Review of Blue Velvet

Blue Velvet (1986)
9/10
I've never seen anything quite like this before...
5 May 2003
What surprised me was how very different this was from the two other great David Lynch films I'd seen: "Lost Highway" and "The Straight Story", which are in turn very different from one another. I'd been told by a disappointed David Lynch fan, back in 1997, that the only reason I was so deeply impressed with "Lost Highway" was that I hadn't seen "Bue Velvet", in which he does much the same kind of thing better. "Blue Velvet" may indeed be better (I wouldn't want to say), but in no respect is it the same kind of thing. (The only instance I've encountered so far of Lynch making the same film twice is "Lost Highway" being remade as "Mulholland Drive", which partly accounts for the latter film being so stale and uninvolving.)

"Blue Velvet" is a simple amateur sleuthing story, but the genius is in the telling of it. It's hard to avoid the feeling that something supernatural is somehow involved, although it isn't, and we know that it isn't.
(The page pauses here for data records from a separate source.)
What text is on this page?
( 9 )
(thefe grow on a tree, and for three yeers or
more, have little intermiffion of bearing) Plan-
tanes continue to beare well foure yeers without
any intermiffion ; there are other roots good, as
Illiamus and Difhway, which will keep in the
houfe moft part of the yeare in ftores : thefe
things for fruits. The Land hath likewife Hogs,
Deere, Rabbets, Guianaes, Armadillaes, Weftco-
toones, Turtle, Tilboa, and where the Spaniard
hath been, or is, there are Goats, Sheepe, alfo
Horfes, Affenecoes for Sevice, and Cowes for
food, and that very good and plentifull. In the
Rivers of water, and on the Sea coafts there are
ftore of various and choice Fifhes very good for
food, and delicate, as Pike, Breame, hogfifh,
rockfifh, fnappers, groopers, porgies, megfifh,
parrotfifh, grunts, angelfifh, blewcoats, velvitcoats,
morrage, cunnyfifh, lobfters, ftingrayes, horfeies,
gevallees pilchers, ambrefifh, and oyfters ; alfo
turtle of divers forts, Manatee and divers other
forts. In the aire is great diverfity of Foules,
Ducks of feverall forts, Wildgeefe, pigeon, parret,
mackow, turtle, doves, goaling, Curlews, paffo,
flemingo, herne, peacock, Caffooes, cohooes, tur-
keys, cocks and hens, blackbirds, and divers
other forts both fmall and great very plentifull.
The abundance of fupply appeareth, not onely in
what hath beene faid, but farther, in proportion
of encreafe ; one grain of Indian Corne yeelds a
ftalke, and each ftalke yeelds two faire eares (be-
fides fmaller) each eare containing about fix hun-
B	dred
It looks and feels as though we're watching the world through a special enchanted (or cursed) prism: the image has been pulled apart, ALMOST into two distinct images, with the elements of pure evil and pure wholesomeness now distinct from one another, sitting just millimetres apart.

Unrelated to this, but still contributing to the intense suspense and the overall creepiness, is Lynch's ability to make us familiar with a few ordinary locations, which grow more sinister - or at least more meaningful - every time we see them, until the sight of a simple concrete stairwell in the dark is enough to make us start to panic.